A block of mass `m_1=250 g` is at rest on a plane that makes an angle of `theta=30^@` with the horizontal. The coefficient of kinetic friction...

The speed of the second block v can be found from the equation of motion involving the distance and acceleration:

`v^2 - v_i^2 = 2ad`

Assuming the second block is falling from rest, that is,

`v_i = 0`

we get 

`v =sqrt(2ad)` ,   (Eq. 1)

where d = 30.0 cm = 0.3 m, the distance of the fall.

The main part of the problem is to find the acceleration a. To do this, we need to write down the second Newton's Law for the both blocks. Please refer to the attached image to see the direction of the forces and accelerations. The forces labeled T are the forces exerted from the spring on the blocks (that is, tension), and the force labeled N is the normal force.

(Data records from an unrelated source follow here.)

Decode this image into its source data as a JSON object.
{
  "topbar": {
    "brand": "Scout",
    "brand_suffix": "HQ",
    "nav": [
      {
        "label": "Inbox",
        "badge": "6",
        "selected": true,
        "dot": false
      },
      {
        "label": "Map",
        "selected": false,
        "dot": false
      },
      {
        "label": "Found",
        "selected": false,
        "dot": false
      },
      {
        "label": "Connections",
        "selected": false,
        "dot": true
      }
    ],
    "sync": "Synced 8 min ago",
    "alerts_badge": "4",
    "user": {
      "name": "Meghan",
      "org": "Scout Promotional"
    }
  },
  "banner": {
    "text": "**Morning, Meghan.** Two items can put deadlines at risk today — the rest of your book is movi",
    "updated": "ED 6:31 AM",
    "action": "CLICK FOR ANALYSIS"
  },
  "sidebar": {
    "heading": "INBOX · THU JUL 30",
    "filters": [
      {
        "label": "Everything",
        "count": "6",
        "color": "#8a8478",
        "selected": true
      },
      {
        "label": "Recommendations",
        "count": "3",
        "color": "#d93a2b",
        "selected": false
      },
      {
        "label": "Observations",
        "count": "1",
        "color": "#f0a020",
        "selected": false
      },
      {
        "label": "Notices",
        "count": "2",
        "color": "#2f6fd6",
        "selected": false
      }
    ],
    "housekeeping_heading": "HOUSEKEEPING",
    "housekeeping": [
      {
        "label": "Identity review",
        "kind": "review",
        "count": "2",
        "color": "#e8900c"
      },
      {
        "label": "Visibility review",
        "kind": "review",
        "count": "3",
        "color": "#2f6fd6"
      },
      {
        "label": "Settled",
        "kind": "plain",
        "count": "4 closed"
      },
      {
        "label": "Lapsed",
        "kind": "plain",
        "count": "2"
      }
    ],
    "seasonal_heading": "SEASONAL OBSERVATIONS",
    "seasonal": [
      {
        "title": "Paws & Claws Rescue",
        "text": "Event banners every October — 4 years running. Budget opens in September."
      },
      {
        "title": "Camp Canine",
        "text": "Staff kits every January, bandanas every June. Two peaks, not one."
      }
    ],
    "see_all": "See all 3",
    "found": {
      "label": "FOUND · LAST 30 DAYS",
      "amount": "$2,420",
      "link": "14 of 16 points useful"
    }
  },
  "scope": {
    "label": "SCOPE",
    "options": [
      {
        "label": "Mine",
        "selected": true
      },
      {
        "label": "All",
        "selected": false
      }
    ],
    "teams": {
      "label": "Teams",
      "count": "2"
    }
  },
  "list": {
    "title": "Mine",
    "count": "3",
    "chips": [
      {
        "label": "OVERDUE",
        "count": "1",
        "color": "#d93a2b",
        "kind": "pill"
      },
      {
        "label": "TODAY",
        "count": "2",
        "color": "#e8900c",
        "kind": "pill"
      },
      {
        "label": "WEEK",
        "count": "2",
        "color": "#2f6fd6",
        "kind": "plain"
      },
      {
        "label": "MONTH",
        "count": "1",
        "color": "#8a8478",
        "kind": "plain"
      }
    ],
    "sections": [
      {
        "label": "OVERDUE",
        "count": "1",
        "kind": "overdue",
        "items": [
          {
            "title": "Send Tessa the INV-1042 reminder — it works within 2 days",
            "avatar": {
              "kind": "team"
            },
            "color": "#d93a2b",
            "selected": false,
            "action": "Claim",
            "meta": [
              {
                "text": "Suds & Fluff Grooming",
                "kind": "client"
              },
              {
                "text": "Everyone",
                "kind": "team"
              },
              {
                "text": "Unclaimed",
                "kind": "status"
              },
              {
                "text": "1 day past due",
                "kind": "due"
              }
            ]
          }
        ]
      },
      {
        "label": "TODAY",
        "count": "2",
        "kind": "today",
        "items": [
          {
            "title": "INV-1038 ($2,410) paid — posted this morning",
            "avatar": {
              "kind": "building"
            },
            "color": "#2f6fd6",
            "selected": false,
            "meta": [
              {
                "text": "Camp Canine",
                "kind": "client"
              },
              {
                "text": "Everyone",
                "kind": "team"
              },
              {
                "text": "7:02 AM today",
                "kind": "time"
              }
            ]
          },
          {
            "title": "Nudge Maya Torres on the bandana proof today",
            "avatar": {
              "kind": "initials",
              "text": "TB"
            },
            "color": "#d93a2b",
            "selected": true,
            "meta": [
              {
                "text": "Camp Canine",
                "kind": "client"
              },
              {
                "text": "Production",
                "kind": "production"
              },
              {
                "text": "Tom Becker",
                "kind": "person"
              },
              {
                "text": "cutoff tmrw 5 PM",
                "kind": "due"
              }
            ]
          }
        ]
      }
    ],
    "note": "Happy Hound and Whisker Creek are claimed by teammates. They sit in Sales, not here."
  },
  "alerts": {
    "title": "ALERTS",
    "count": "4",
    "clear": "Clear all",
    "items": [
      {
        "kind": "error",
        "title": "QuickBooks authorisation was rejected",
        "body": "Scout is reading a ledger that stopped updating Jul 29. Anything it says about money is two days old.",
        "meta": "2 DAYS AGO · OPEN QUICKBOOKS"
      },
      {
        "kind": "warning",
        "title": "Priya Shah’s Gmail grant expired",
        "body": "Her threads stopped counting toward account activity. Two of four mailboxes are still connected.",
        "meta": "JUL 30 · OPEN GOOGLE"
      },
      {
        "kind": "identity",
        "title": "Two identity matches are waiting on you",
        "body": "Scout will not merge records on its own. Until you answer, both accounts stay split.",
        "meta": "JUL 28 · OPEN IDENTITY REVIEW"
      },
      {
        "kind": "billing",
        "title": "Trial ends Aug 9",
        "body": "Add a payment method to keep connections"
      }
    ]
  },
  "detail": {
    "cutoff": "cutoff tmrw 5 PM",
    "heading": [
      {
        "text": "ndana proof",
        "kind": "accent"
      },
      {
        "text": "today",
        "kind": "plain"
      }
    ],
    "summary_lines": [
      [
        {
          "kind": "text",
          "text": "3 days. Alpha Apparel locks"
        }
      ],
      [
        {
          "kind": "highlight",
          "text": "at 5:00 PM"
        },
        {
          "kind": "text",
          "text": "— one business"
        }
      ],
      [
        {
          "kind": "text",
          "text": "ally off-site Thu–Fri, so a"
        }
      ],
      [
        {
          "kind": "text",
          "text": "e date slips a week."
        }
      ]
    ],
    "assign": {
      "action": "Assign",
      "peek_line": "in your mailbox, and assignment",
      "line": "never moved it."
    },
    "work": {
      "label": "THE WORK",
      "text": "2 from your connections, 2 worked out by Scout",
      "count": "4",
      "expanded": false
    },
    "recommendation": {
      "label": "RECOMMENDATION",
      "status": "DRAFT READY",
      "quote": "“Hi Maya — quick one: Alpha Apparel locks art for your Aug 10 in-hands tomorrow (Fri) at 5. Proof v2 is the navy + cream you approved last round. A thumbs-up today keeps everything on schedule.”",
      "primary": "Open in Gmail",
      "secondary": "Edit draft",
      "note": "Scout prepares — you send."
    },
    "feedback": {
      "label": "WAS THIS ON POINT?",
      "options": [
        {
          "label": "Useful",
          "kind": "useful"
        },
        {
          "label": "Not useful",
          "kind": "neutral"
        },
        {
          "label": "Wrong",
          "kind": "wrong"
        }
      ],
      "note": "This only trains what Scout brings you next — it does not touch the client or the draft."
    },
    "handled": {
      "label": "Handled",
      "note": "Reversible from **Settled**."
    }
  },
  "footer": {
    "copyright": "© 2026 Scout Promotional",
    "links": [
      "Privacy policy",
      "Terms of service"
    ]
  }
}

`m_2vec(g) + vecT_2 = m_2veca` 

If the downward direction is taken to be positive, this becomes

`m_2g - T_2 = m_2a`       (Eq. 2)

For the first block, the second Newton's Law gives

`m_1vec(g) + vecN_1 + vecF_(f r i c t i o n) +vecT_1 = m_1veca_1 `

The component of this vector equation along the incline (upward) is

`-m_1gsin(theta) - F_(f r i c t i o n) + T_1 = m_1a_1`       (Eq. 3)

The component of this equation perpendicular to the incline is

`-m_1gcos(theta) + N_1 = 0`     (Eq. 4)

The relationship between the magnitude of the kinetic friction and the magnitude of the normal force is 

`F_(f r i c t i o n) = mu_kN_1`

Finally, note that because the string is massless and the pulley is frictionless and massless, the magnitudes of the tension forces are the same. The magnitudes of the accelerations of the blocks are also the same (otherwise, the string would stretch or break.) This means that

`T_1 = T_2 = T`

and

`a_1 = a_2 = a` .

Putting it all together, we get three equations with three variables:

(Eq. 2)               `m_2g - T = m_2a`

(Eq. 3 and 5)     `-m_1gsin(theta) - mu_kN_1 + T = m_1a`  

(Eq. 4)               `-m_1gcos(theta) + N_1 = 0`

Since we are looking for a, eliminate T and N from the equations 2 and 4, respectively. Then, we get

`-m_1gsin(theta) -mu_km_1gcos(theta) + m_2g - m_2a = m_1a`

Solving for a results in

`a = g* (m_2 - m_1(sin(theta) + mu_kcos(theta)))/(m_1 + m_2)`

Plugging in the values for the coefficient of kinetic friction, masses and angle, we get

a = 1.16 m/s^2. Notice that the result is positive for the given values, as it should be! (If it was negative, it would mean that the first block is sliding down the incline and the second block is moving up, so the equations would have to be re-written accordingly.)

Now, recall the Equation 1 which expresses the final speed of the second block in terms of acceleration:

`v = sqrt(2ad) = sqrt(2*1.16*0.3) = 0.835 m/s`

The speed of the second block is 0.835 m/s.